Unfortunately, the suffering of the affected Ukrainians and Russians in what is ultimately a borderline dispute is not a new phenomenon, the best known recent precedent being the wars that followed the dissolution of Yugoslavia as former Yugoslavians found themselves no longer citizens of newly formed ethnically-based nations replacing the multi-national state they had once lived in. Untold numbers of Africans have also suffered in lesser-known wars fought over borderlines that did not match the allegiances of the populace. The history of wars over borders pretty much coincides with the history of borders themselves.
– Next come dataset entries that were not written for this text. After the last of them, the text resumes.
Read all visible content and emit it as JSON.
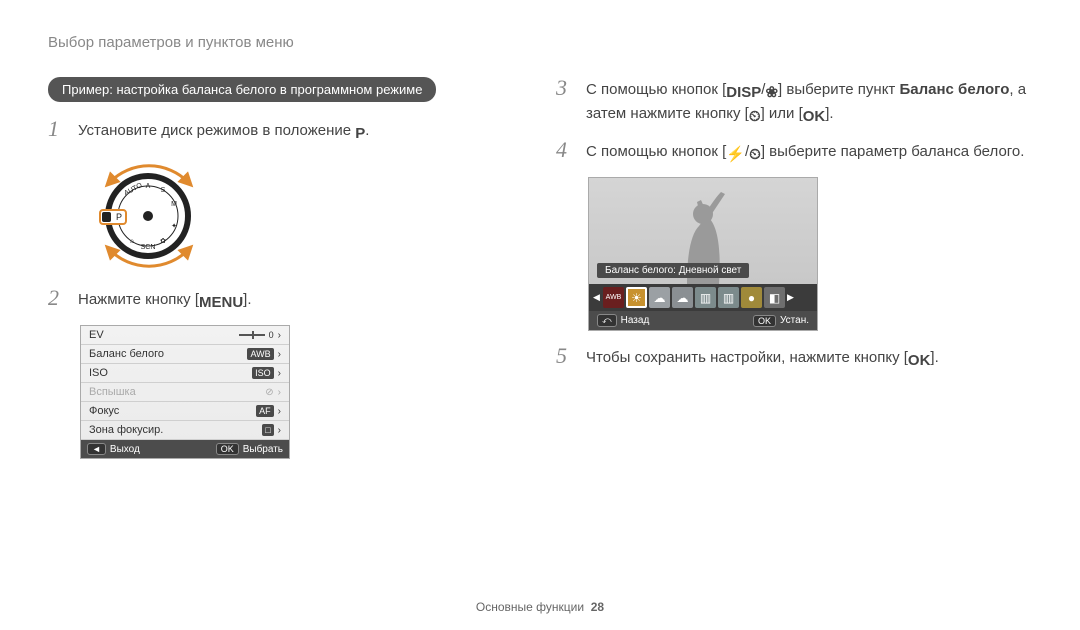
{
  "header": {
    "title": "Выбор параметров и пунктов меню"
  },
  "pill": {
    "text": "Пример: настройка баланса белого в программном режиме"
  },
  "steps": {
    "s1": {
      "num": "1",
      "text_before": "Установите диск режимов в положение ",
      "icon": "P",
      "text_after": "."
    },
    "s2": {
      "num": "2",
      "text_before": "Нажмите кнопку [",
      "icon": "MENU",
      "text_after": "]."
    },
    "s3": {
      "num": "3",
      "part_a": "С помощью кнопок [",
      "icon_disp": "DISP",
      "slash": "/",
      "icon_flower": "❀",
      "part_b": "] выберите пункт ",
      "bold": "Баланс белого",
      "part_c": ", а затем нажмите кнопку [",
      "icon_timer": "⏲",
      "part_d": "] или [",
      "icon_ok": "OK",
      "part_e": "]."
    },
    "s4": {
      "num": "4",
      "part_a": "С помощью кнопок [",
      "icon_flash": "⚡",
      "slash": "/",
      "icon_timer": "⏲",
      "part_b": "] выберите параметр баланса белого."
    },
    "s5": {
      "num": "5",
      "part_a": "Чтобы сохранить настройки, нажмите кнопку [",
      "icon_ok": "OK",
      "part_b": "]."
    }
  },
  "menu": {
    "rows": [
      {
        "label": "EV",
        "value_icon": "0",
        "badge": "",
        "arrow": "›"
      },
      {
        "label": "Баланс белого",
        "value_icon": "",
        "badge": "AWB",
        "arrow": "›"
      },
      {
        "label": "ISO",
        "value_icon": "",
        "badge": "ISO",
        "arrow": "›"
      },
      {
        "label": "Вспышка",
        "value_icon": "⊘",
        "badge": "",
        "arrow": "›",
        "disabled": true
      },
      {
        "label": "Фокус",
        "value_icon": "",
        "badge": "AF",
        "arrow": "›"
      },
      {
        "label": "Зона фокусир.",
        "value_icon": "",
        "badge": "□",
        "arrow": "›"
      }
    ],
    "footer": {
      "left_key": "◄",
      "left_label": "Выход",
      "right_key": "OK",
      "right_label": "Выбрать"
    }
  },
  "preview": {
    "label": "Баланс белого: Дневной свет",
    "chips": [
      {
        "bg": "#6a1f1f",
        "text": "AWB"
      },
      {
        "bg": "#c8922f",
        "glyph": "☀"
      },
      {
        "bg": "#9ba0a4",
        "glyph": "☁"
      },
      {
        "bg": "#8a8f93",
        "glyph": "☁"
      },
      {
        "bg": "#7c8b8c",
        "glyph": "▥"
      },
      {
        "bg": "#7c8b8c",
        "glyph": "▥"
      },
      {
        "bg": "#a08a3a",
        "glyph": "●"
      },
      {
        "bg": "#6e6e6e",
        "glyph": "◧"
      }
    ],
    "footer": {
      "left_key": "⤺",
      "left_label": "Назад",
      "right_key": "OK",
      "right_label": "Устан."
    }
  },
  "footer": {
    "section": "Основные функции",
    "page": "28"
  }
}
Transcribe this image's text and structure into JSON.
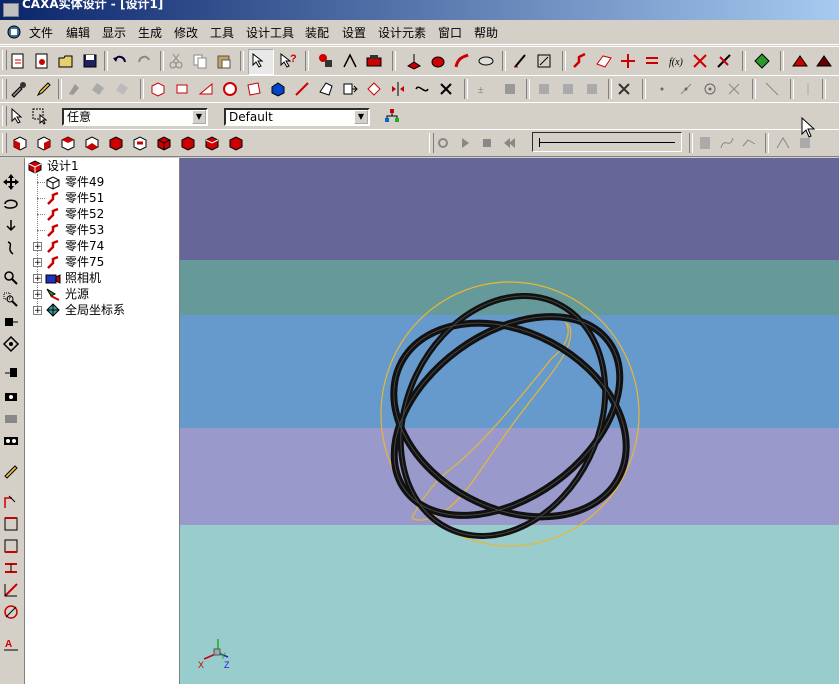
{
  "window": {
    "title": "CAXA实体设计 - [设计1]"
  },
  "menu": [
    "文件",
    "编辑",
    "显示",
    "生成",
    "修改",
    "工具",
    "设计工具",
    "装配",
    "设置",
    "设计元素",
    "窗口",
    "帮助"
  ],
  "toolbar3": {
    "filter_value": "任意",
    "style_value": "Default"
  },
  "tree": {
    "root": "设计1",
    "items": [
      {
        "label": "零件49",
        "icon": "part-icon",
        "expandable": false
      },
      {
        "label": "零件51",
        "icon": "curve-icon",
        "expandable": false
      },
      {
        "label": "零件52",
        "icon": "curve-icon",
        "expandable": false
      },
      {
        "label": "零件53",
        "icon": "curve-icon",
        "expandable": false
      },
      {
        "label": "零件74",
        "icon": "curve-icon",
        "expandable": true
      },
      {
        "label": "零件75",
        "icon": "curve-icon",
        "expandable": true
      },
      {
        "label": "照相机",
        "icon": "camera-icon",
        "expandable": true
      },
      {
        "label": "光源",
        "icon": "light-icon",
        "expandable": true
      },
      {
        "label": "全局坐标系",
        "icon": "axes-icon",
        "expandable": true
      }
    ]
  },
  "triad": {
    "x": "X",
    "y": "Y",
    "z": "Z"
  },
  "colors": {
    "band1": "#666699",
    "band2": "#669999",
    "band3": "#6699cc",
    "band4": "#9999cc",
    "band5": "#99cccc",
    "wire": "#111111",
    "selection": "#e8b830"
  }
}
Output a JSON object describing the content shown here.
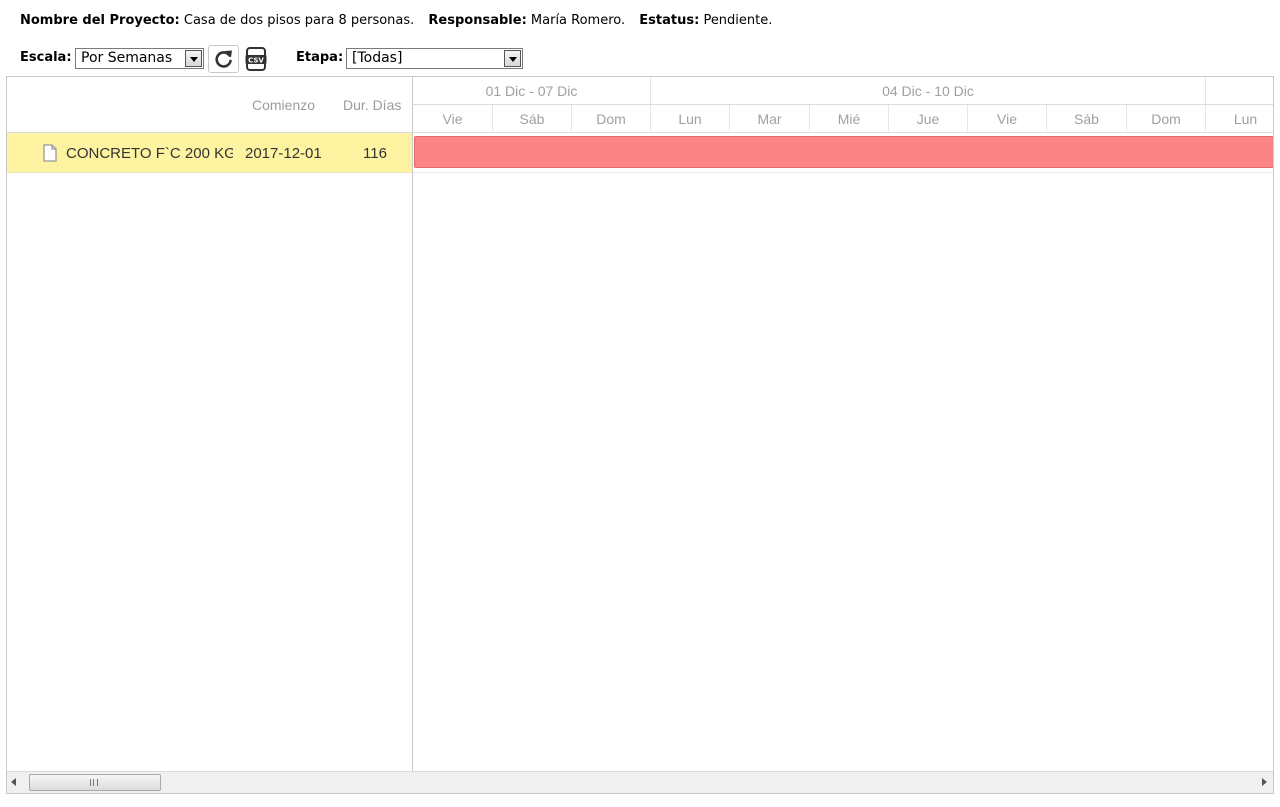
{
  "project": {
    "name_label": "Nombre del Proyecto:",
    "name_value": "Casa de dos pisos para 8 personas.",
    "responsible_label": "Responsable:",
    "responsible_value": "María Romero.",
    "status_label": "Estatus:",
    "status_value": "Pendiente."
  },
  "toolbar": {
    "scale_label": "Escala:",
    "scale_value": "Por Semanas",
    "refresh_icon": "refresh-icon",
    "csv_icon": "csv-export-icon",
    "csv_text": "CSV",
    "stage_label": "Etapa:",
    "stage_value": "[Todas]"
  },
  "grid": {
    "columns": [
      "Comienzo",
      "Dur. Días"
    ],
    "rows": [
      {
        "name": "CONCRETO F`C 200 KG",
        "start": "2017-12-01",
        "duration": "116",
        "icon": "file-icon"
      }
    ]
  },
  "timeline": {
    "weeks": [
      "01 Dic - 07 Dic",
      "04 Dic - 10 Dic"
    ],
    "days": [
      "Vie",
      "Sáb",
      "Dom",
      "Lun",
      "Mar",
      "Mié",
      "Jue",
      "Vie",
      "Sáb",
      "Dom",
      "Lun"
    ]
  },
  "colors": {
    "selected_row": "#fdf3a0",
    "task_bar": "#fb8585"
  }
}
But while such situations seldom come to a reasonable and humane conclusion, there is the rare exception — one being the 1999 plebiscite through which the occupied territory of East Timor ultimately achieved its independence from Indonesia.
(There is even some precedent within the history of the current conflict. The 2014–5 Minsk Agreements proposed creation of a special limited autonomy status for two breakaway Ukrainian regions. The transfer of land from Ukraine to Russia (or the reverse) resulting from a plebiscite would represent a solution with impact potentially both more and less radical than that proposed in the Agreements. More, in the sense that territory would be ceded from one government to another; less in that such territories whose primary allegiance lay elsewhere would no longer have a say in the governance of the country they chose to leave.)
So the question I wish to pose to anyone reading these words is: Do we think it worth our while to make the effort to spread the idea of allowing the Ukrainian and Russian peoples to make the decision as to which nation they will live in via an internationally supervised plebiscite, slim as we may think the chances of success may be? I’m thinking of a grass roots campaign of letter writing to newspapers, seeking organizational endorsements, contacting elected officials, etc. You may have better ideas.
Please let me know if you’re interested and we can decide where to go from there.
Tom Gallagher
P.S. Just to be clear as to where I’m coming from, I believe:
1. Russia’s invasion of Ukraine is indefensible.
2. NATO, and the US in particular, has a history of acting provocatively toward Russia in the years leading up to the war.
3. We need to find a solution better than funding a effort to fight Russia to the last Ukrainian.
Agreement with all or any of these points is not required, but I thought it useful to explain where I’m coming from.